Calculate expressions for heat lost by steam and heat gained by ice to reach an equilibrium temperature and then equate these expressions.

Complete step-by-step answer:
According to the principle of calorimetry, the sum of all the heat gains and heat lost in an isolated system is zero. Heat transfer continues until the system is in thermal equilibrium.
Therefore, heat lost by steam will be equal to heat gained by ice.
$\Delta {{Q}_{steam}}+\Delta {{Q}_{ice}}=0$
We are given that,
${{m}_{ice}}=10g$
${{m}_{steam}}=1g$
We assume that the equilibrium temperature is $T$.
We first calculate heat gained by ice to convert into water at ${{0}^{{}^\circ }}C$.
$\Delta {{Q}_{1}}={{m}_{ice}}{{L}_{fusion}}$
$\Delta {{Q}_{1}}=10\times 80\,calories=800cal$
(Latent heat of fusion of water at ${{0}^{{}^\circ }}C$ is $80cal/g$)
Heat gained by mass of ice, converted into water, to reach equilibrium,
$\Delta {{Q}_{2}}={{m}_{ice}}{{s}_{water}}(T-0)$
$\Delta {{Q}_{2}}=10\times 1\times T=10T$
(specific heat of water is$1\dfrac{cal}{{{g}^{{}^\circ }}C}$)

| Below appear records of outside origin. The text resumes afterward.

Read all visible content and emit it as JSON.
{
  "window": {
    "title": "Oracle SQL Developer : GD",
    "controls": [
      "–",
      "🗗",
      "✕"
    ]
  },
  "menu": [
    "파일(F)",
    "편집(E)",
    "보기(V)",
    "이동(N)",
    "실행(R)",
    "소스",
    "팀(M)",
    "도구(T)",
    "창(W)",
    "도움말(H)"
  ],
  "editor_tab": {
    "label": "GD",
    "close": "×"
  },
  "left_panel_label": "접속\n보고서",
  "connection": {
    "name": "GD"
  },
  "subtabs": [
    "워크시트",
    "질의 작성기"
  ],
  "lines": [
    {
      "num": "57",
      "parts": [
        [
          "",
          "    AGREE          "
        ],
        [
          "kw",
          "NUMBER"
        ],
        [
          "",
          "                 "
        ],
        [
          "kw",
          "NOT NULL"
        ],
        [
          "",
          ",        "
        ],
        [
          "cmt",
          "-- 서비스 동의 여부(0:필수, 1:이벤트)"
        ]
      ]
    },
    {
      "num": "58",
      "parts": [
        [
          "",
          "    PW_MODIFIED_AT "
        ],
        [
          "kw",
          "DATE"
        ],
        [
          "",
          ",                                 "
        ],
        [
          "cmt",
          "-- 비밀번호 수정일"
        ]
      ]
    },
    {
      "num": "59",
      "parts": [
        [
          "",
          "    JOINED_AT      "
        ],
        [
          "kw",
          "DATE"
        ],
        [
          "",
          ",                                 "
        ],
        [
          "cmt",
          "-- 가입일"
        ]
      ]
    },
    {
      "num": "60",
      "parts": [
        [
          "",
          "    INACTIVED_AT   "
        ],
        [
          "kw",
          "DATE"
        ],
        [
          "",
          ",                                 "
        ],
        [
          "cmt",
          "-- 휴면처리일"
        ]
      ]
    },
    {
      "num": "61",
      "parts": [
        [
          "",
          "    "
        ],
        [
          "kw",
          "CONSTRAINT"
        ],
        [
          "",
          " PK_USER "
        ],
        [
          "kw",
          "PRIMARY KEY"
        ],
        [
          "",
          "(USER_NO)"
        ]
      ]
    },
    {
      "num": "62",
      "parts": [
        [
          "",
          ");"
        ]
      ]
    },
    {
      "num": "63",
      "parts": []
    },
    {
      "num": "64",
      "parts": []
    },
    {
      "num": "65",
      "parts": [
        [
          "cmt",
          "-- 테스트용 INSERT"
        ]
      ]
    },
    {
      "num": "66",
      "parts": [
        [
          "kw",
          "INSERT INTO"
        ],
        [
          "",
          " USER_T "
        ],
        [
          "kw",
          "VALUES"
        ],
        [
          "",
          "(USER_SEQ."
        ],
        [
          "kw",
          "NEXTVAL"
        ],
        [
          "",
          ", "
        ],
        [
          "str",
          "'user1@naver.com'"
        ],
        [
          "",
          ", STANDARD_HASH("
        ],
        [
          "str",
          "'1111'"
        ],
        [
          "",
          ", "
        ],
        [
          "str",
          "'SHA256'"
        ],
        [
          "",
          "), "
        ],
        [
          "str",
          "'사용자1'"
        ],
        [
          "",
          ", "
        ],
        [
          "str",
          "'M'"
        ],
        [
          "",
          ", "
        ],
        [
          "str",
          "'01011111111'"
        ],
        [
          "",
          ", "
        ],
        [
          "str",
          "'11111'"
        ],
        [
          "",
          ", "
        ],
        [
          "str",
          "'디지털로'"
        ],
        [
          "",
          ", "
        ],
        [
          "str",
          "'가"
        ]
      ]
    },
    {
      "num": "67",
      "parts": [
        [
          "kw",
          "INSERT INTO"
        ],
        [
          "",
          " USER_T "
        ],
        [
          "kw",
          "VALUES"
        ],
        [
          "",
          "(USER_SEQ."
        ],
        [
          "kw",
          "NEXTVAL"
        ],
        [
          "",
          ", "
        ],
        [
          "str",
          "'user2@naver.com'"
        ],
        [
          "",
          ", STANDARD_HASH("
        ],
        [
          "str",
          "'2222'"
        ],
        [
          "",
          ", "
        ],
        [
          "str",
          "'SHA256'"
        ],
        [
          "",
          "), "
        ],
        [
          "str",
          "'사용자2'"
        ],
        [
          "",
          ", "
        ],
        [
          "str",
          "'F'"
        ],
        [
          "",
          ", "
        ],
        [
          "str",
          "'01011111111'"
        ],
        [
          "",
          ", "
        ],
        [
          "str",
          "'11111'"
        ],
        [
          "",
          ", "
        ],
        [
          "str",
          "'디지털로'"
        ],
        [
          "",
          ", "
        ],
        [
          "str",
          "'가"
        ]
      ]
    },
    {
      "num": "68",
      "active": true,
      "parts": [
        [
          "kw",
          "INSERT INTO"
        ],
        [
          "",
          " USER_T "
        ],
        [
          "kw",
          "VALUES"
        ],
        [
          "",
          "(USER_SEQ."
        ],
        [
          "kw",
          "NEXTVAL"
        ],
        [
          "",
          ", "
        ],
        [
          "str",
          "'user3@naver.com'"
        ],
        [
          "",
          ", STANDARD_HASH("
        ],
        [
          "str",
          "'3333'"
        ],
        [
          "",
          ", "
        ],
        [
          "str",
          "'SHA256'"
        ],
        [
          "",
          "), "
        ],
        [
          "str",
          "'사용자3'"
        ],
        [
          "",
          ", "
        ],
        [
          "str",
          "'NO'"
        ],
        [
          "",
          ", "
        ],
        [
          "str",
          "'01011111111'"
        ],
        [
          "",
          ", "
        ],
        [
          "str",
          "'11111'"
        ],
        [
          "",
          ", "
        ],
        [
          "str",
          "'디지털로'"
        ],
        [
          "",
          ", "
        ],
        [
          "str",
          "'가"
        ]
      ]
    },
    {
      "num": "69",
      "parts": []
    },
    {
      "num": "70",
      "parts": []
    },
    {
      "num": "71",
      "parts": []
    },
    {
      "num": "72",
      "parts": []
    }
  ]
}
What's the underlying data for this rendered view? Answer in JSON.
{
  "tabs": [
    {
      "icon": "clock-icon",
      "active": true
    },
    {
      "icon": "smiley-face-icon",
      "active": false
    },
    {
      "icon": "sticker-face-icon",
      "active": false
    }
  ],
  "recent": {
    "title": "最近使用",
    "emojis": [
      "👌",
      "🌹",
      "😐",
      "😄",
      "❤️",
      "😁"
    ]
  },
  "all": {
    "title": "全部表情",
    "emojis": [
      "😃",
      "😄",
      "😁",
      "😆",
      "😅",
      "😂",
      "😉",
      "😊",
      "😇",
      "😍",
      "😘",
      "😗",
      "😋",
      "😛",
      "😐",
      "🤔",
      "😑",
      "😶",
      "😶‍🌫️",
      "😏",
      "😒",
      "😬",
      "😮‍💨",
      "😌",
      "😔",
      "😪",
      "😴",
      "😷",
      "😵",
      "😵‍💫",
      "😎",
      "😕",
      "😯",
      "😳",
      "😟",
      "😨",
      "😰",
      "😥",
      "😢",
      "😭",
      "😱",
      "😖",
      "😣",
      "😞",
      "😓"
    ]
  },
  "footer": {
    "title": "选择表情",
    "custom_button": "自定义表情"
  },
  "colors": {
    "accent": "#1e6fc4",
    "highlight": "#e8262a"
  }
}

Heat lost by steam when it converts into water at ${{100}^{{}^\circ }}C$.
$\Delta {{Q}_{3}}={{m}_{steam}}(-{{L}_{vapourisation}})$
$\Delta {{Q}_{3}}=1\times (-536)cal=-536cal$
(Latent heat of condensation is negative of latent heat of vaporization)
Heat lost by mass of steam converted into water to reach thermal equilibrium is,
$\Delta {{Q}_{4}}={{m}_{steam}}{{s}_{water}}(T-100)$
$\Delta {{Q}_{4}}=1\times 1\times (T-100)=T-100$
According to principle of calorimetry,
$\Delta {{Q}_{1}}+\Delta {{Q}_{2}}+\Delta {{Q}_{3}}+\Delta {{Q}_{4}}=0$
$\Rightarrow 800+10T+(-536)+(T-100)=0$
Solving this, we get
$T=-{{14.9}^{{}^\circ }}C$
Since the equilibrium temperature must lie between ${{T}_{ice}}$ and ${{T}_{steam}}$, we are not getting a physical result. This shows that all the ice will not melt and therefore $T={{0}^{{}^\circ }}C$.

Note: The equilibrium temperature of a mixture always lies between temperature of hot and cold substance. We can also do this kind of problem by checking the amount of heat released and absorbed when converting into a different state and then find the state of the mixture and the temperature of the mixture.